Three government commissioners are likely to be appointed to head Environment Canterbury.
Core functions will be stripped away under the recommendations of a hatchet team sent in to dismember Environment Canterbury. The Government is expected to ratify the recommendations within eight weeks.
The review group was appointed by the Minister of Local Government Rodney Hide and Environment Minister Nick Smith. The review team was headed by former National minister Wyatt Creech.
The report criticises Environment Canterbury for failure to develop comprehensive regional water management plans and slow resource consent processing. It also says there is a perception that staff too strongly advocate for the environment rather than economic and social considerations.
“Large numbers of staff are ‘green’ in orientation, which leads to an imbalance of environmental protection over other considerations.”
The recommendations of the team will suspend local democracy until 2013 with the recommended appointment of commissioners to replace elected councillors and setting up new structures to carry the council’s core function of water consenting.
Recommendations for a review of other functions such as public transport will follow.
While recommending a major overhaul, the review team absolves the elected councillors from accusations of disfunctionality.
“The Review found that while the process for debating strongly opposing views has been marred by poor behaviour and reflects past grievances in some cases, the governance of Environment Canterbury is functional and enables it to meet its statutory obligations. Mostly, the tensions that exist arise from differing political perspectives and not from any fundamental dysfunction.”
Even so, the review team concludes that Environment Canterbury is not up to the job of managing the water resources of the region and recommends a new Canterbury Regional Water Authority be set up that will initially be comprised of professional managers, and possibly later, a mix of elected representatives. It would be funded by Environment Canterbury ratepayers.
The review generally represents a victory for rural interests and rival territorial authorities over Environment Canterbury.

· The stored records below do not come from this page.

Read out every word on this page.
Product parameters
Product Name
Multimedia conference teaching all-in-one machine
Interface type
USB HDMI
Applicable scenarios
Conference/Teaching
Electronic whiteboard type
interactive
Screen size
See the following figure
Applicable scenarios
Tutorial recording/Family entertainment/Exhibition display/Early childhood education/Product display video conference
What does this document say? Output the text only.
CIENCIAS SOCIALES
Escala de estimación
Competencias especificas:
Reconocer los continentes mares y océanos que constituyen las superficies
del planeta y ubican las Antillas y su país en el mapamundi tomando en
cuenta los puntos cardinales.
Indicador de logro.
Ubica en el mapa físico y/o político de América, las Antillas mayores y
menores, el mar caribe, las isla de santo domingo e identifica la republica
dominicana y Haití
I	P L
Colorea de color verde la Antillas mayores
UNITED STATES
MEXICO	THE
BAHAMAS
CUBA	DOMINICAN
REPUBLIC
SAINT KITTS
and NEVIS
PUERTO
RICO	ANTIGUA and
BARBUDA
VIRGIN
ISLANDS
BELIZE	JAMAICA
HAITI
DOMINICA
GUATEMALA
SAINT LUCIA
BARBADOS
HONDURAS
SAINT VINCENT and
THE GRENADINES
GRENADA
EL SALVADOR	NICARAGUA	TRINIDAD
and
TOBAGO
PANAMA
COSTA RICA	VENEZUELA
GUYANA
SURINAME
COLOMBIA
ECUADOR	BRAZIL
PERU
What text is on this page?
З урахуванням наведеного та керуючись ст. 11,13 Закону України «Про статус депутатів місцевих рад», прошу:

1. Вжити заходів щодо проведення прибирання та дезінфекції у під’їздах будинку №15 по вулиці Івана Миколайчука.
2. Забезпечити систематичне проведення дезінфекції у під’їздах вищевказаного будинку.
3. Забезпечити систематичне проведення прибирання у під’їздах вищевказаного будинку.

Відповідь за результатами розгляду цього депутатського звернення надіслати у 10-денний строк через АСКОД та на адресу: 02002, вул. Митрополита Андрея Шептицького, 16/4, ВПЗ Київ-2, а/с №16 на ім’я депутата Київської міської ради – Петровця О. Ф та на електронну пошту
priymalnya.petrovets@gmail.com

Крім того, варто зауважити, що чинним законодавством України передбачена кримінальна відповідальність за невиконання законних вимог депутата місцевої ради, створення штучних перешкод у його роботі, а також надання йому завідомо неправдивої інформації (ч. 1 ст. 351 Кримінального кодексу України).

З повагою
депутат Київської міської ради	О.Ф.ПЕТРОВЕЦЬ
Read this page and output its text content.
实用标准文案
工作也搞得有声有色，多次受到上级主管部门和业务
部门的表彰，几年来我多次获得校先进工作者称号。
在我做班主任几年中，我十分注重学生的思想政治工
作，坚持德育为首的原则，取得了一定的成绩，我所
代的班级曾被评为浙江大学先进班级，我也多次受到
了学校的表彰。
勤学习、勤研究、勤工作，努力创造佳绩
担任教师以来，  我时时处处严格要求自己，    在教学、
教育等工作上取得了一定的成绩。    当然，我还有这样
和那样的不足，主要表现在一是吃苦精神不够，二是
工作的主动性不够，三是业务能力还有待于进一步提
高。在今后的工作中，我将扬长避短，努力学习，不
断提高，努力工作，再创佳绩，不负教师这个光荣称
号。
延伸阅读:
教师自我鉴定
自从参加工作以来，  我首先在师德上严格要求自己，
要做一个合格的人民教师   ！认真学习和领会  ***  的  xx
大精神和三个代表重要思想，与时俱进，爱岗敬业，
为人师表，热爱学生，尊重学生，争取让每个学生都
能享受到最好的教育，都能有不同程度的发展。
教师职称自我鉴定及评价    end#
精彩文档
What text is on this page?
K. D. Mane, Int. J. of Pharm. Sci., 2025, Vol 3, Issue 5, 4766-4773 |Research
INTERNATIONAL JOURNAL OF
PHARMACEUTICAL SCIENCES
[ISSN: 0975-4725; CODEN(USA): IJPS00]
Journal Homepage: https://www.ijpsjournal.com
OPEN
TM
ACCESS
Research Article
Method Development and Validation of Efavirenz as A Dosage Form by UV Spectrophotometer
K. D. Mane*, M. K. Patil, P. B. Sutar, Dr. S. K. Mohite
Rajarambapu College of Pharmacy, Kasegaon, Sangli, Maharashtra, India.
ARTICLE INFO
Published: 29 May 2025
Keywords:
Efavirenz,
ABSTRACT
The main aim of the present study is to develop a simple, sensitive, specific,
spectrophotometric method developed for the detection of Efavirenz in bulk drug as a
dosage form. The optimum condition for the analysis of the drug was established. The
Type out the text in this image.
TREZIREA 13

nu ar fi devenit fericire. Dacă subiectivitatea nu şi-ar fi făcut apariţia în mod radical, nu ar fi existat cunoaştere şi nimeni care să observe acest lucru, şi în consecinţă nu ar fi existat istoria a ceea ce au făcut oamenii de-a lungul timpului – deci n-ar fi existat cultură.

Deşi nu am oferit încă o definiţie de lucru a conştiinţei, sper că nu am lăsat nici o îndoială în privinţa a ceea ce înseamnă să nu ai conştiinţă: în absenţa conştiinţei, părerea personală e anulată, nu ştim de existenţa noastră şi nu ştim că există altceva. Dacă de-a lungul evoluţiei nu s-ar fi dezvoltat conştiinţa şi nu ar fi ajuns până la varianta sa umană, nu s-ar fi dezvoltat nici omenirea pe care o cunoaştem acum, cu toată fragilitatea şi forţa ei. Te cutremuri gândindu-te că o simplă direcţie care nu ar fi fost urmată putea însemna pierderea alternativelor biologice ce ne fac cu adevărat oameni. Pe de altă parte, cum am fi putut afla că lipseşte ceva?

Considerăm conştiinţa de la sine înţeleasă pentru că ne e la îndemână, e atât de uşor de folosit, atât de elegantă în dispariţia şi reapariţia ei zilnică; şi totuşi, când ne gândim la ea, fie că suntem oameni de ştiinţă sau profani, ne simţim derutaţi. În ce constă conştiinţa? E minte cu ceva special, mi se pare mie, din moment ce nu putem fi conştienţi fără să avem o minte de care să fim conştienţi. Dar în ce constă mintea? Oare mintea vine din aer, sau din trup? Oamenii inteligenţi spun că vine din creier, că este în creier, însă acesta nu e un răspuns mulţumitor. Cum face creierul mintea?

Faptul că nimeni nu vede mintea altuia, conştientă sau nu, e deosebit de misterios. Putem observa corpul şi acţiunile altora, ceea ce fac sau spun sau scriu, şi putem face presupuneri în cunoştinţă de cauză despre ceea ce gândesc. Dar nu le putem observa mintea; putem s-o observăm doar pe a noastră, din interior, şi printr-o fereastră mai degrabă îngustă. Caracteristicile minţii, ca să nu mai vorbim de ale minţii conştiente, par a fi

The language of the review emphasises economic, cultural and social objectives over environmental objectives.
“One stakeholder group interviewed considers that “Environment Canterbury takes a ‘protector of the environment’ rather than an ‘integrated management’ interpretation to their role, i.e. they undertake rigorous environmental analysis in decision making rather than fully evaluate the available options to come up with win-win solutions that satisfy social, environment, economic and cultural components.”
The review was sparked by the findings of a recent Ministry for the Environment biennial report in which Environment Canterbury scored poorly for resource consent processing.
The review team accepted that between July 2002 and June 2008, the number of applications increase from 2106 to 3763 per year – an increase of 79%. This was partly due a “gold rush” effect after Environment Canterbury warned in 2004 of limits to water abstraction in some catchments, prompting farmers to put in a flood of applications.
This was exacerbated by the boom in dairy farming and other rural production and the competing demands of energy generators.
Environment Canterbury was also partly author of its own misfortune by accepting incomplete or poor quality applications in efforts to be more flexible. Other councils tended to reject such applications.
“Whilst laudable in attempting to work with applicants, Environment Canterbury should not have accepted the applications in the first instance or formally sought additional information,” the report says.
A shortage of qualified staff meant the system became overloaded.
The review team accepted that a shakeup of processes has greatly improved performance. The Environment Canterbury chairman, Aleck Neill says the council is now achieving 90% compliance.